Le ragioni di questo successo sono molte e si sono sovrapposte tra loro. La prima è certamente economica, anche se in modo diverso rispetto a qualche anno fa: non si cercano più abiti a buon mercato ma di ottima qualità o di marchi di lusso che, nuovi, sarebbero troppo costosi. 

Comprare usato consente quindi di pescare qualcosa di personale e originale, lo fa chi ricerca un capo prezioso e chi desidera uno stile che non ricalchi quello di tutti. Questo meccanismo è stato accelerato anche dall’arrivo dei social network e in particolare di Instagram. Hilary Bella Walker, proprietaria dei tre negozi di Bivio, il punto di riferimento nel second-hand a Milano, dice che «Instagram promuove l’idea dello stile personale e individuale, invita a osare e a mischiare le cose. Non c’è più solo la rivista di moda che ti presenta le ultime collezioni, vedi un sacco di persone che si vestono in modi diversi: questo stile personale lo ottieni prendendo pezzi che nessun altro ha, e questo lo fai in un negozio di seconda mano».

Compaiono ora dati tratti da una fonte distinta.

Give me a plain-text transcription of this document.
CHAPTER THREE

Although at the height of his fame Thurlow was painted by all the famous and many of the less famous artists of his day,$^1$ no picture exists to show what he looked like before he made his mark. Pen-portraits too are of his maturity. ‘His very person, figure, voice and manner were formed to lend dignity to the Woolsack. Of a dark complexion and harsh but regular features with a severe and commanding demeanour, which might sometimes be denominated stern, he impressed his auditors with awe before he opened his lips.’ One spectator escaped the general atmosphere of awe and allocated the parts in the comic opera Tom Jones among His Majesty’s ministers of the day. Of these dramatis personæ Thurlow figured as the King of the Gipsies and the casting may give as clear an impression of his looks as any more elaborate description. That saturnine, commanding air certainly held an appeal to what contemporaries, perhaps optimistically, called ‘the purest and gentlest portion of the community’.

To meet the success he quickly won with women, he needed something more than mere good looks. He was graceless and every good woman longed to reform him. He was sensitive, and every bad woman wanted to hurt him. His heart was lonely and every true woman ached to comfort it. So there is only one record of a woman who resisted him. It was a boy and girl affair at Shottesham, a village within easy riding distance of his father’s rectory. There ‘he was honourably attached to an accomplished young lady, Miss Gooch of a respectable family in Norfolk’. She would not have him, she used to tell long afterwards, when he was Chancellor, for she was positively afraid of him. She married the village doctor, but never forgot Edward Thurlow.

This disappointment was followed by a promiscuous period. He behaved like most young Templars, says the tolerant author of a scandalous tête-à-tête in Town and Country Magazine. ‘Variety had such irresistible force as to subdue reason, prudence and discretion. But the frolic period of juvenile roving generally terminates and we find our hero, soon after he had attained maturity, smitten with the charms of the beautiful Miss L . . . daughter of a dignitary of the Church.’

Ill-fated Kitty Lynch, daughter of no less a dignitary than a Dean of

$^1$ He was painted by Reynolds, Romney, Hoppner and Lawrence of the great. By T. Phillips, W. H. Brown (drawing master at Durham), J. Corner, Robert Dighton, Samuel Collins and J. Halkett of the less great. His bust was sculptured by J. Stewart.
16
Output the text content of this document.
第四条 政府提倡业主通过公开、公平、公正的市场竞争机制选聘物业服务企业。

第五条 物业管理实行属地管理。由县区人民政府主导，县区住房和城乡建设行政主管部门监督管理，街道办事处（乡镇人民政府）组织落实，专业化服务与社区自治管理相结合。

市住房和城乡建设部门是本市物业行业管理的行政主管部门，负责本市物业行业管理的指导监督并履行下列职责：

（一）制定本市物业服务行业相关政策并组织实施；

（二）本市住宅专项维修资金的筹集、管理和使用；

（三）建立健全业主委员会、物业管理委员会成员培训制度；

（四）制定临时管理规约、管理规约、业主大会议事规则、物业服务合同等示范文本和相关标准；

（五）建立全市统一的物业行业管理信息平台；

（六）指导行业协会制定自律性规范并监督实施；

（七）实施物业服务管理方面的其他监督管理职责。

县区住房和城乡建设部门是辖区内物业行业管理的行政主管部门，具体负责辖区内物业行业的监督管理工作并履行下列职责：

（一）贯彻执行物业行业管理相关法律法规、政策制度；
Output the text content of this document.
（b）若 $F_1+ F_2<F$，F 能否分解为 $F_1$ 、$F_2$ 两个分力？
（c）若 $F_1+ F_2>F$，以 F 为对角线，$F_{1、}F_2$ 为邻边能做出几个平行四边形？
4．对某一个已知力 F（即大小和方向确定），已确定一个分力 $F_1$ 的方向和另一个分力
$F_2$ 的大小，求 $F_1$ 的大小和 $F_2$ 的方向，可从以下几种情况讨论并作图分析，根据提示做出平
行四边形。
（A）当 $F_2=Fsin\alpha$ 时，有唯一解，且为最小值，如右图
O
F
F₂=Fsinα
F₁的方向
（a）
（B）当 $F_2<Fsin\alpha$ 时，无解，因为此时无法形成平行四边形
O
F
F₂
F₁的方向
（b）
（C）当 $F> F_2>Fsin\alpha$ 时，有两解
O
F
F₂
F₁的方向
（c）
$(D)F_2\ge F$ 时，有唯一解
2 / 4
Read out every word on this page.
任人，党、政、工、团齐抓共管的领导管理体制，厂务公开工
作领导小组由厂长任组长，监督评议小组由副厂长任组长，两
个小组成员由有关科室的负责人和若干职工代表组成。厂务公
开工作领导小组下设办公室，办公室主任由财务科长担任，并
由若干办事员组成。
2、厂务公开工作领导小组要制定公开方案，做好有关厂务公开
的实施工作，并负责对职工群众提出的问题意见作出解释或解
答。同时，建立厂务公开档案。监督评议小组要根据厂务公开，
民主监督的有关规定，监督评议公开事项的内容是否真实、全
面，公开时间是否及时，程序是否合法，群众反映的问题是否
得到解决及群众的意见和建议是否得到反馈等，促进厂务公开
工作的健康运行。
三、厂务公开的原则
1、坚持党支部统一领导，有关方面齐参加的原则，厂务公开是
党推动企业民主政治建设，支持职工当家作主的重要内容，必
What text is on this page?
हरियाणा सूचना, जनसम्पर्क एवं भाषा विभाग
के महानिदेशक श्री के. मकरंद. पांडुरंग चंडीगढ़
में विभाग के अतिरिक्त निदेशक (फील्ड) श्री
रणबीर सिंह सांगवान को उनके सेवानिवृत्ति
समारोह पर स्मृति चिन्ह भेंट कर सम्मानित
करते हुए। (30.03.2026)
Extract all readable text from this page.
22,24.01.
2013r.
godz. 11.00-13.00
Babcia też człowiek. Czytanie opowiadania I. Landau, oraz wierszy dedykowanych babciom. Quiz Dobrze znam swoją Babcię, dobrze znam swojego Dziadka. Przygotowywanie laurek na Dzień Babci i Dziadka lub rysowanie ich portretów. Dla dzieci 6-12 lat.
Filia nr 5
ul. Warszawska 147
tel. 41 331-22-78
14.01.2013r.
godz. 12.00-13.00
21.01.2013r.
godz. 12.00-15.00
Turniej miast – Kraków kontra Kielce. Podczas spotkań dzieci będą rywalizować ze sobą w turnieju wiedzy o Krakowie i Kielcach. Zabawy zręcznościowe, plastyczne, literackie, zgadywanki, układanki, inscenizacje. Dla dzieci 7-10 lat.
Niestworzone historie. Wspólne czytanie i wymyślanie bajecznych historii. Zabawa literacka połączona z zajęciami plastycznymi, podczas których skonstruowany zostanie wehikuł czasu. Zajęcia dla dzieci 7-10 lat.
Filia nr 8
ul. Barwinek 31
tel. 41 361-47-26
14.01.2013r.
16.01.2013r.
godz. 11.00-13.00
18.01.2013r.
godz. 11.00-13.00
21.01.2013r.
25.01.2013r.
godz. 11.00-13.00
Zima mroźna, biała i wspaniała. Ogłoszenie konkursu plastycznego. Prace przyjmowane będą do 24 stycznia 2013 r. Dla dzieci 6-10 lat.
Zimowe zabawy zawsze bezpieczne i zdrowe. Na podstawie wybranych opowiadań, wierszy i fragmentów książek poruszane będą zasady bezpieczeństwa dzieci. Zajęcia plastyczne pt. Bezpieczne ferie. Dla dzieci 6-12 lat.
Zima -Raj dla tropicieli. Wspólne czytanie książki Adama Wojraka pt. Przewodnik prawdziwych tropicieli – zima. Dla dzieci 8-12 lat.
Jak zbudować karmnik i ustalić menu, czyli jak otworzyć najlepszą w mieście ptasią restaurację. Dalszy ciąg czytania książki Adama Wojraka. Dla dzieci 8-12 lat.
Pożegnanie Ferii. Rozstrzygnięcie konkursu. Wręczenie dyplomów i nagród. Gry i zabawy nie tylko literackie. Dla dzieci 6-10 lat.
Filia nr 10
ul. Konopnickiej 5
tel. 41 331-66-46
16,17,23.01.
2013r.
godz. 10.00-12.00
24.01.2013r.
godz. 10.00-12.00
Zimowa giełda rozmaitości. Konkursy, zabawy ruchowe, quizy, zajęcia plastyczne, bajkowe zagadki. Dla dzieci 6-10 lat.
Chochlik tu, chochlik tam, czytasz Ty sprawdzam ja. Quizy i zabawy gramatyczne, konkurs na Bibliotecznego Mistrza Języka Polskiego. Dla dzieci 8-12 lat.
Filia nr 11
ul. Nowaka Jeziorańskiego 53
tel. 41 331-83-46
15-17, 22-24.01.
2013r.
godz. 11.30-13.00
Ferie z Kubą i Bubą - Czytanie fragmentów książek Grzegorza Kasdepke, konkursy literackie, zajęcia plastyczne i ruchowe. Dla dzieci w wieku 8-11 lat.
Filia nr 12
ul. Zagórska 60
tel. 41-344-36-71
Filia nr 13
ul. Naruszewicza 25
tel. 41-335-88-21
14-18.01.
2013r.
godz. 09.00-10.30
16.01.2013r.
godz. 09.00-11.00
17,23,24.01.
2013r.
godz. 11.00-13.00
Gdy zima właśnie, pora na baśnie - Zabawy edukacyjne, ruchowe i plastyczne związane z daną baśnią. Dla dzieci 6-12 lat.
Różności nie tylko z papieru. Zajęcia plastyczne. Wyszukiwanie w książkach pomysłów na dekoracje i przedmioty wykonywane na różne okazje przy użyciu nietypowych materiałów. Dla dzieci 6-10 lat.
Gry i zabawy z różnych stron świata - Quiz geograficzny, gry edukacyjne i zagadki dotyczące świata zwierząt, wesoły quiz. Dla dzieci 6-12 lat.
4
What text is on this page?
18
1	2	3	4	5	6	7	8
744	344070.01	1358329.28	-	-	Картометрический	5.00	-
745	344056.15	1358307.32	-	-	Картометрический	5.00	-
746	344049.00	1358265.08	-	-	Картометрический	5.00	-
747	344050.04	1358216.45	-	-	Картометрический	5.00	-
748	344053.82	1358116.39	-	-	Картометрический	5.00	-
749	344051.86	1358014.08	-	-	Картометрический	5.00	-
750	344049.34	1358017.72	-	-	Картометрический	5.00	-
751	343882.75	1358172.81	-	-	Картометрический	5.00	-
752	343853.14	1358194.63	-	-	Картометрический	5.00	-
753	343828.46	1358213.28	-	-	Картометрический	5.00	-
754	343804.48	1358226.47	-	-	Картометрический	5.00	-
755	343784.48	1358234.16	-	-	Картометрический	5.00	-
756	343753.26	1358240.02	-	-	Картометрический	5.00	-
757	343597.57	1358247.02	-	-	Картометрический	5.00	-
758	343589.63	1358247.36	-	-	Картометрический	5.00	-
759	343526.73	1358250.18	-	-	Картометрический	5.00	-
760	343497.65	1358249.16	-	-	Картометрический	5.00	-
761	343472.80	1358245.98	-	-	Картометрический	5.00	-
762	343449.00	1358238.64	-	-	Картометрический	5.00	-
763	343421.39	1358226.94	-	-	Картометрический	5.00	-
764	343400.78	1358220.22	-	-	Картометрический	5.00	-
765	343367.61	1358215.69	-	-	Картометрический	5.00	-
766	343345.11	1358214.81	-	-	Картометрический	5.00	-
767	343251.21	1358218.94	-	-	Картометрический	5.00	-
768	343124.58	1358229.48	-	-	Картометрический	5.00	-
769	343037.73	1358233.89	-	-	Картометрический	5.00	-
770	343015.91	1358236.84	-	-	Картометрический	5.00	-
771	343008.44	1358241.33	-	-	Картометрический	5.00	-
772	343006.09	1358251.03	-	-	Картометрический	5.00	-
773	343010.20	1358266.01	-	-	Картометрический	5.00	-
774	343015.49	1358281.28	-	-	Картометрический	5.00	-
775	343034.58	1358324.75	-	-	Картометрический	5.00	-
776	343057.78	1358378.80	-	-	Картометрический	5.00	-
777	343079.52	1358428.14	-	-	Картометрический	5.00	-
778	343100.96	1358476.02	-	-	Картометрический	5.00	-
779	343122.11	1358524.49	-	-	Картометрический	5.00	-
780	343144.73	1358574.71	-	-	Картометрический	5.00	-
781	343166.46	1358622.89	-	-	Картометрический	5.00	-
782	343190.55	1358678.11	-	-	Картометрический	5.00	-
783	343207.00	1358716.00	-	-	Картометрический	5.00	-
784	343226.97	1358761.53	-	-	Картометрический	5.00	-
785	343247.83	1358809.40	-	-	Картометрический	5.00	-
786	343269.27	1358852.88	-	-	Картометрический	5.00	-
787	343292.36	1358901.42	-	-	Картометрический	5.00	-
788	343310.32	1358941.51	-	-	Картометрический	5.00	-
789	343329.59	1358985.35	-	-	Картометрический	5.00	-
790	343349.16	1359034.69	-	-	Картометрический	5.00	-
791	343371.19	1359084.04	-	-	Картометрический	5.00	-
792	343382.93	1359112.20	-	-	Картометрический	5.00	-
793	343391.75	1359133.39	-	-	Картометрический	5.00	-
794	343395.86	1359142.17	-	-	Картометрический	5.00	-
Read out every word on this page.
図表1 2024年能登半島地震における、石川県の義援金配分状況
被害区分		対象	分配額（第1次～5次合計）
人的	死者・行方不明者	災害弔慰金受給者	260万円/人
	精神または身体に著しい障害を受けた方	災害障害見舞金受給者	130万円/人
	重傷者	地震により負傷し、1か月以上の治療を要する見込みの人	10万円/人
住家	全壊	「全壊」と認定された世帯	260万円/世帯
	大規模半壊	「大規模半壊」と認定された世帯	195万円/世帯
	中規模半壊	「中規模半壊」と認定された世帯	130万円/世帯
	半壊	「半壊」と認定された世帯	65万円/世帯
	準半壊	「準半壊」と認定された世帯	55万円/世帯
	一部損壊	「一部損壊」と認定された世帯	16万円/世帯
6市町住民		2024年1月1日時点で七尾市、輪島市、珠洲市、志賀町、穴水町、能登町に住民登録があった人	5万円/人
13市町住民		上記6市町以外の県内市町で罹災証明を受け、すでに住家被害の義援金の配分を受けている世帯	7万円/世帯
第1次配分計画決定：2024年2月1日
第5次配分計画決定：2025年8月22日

Conta tanto anche l’attenzione crescente verso le problematiche ambientali: produrre continuamente nuovi capi a buon mercato inquina e comporta un enorme spreco di risorse, mentre riutilizzare un capo che è già sul mercato è la soluzione più etica e sostenibile. Questa sensibilità è molto diffusa tra i compratori più giovani.

Oltre che nei nuovi negozi fisici, i clienti italiani si sono abituati a comprare usato anche online. Il negozio più famoso è probabilmente Depop: fondato nel 2011, è un social network simile a Instagram. Consente di aprire un negozio virtuale dove caricare le immagini dei singoli vestiti; le transazioni sono fatte dai privati e Depop ricava il 10 per cento da ogni vendita portata a termine dagli iscritti. Dentro c’è di tutto: magliette a 10 euro e borse da 150, anche se la fascia di prezzo generalmente non è molto alta. Chi vende si fa carico di tutto, dalla scelta del prezzo alla spedizione dell’articolo perché Depop è solo una piattaforma su cui appoggiarsi. È utilizzato sia da chi vuole avviare un negozio di seconda mano online, sia da chi vuole semplicemente disfarsi di qualche capo che non usa più. 

Viste le prospettive, sempre più aziende e marchi di lusso stanno cercando di entrare in questo mercato, considerato anche che finora non hanno tratto vantaggi dalla vendita nei negozietti e nei grandi rivenditori dei loro abiti e accessori. Certamente la pandemia ha contribuito a spingerli in questo mercato: il mondo del lusso è in cerca di nuovi canali e nuovi clienti.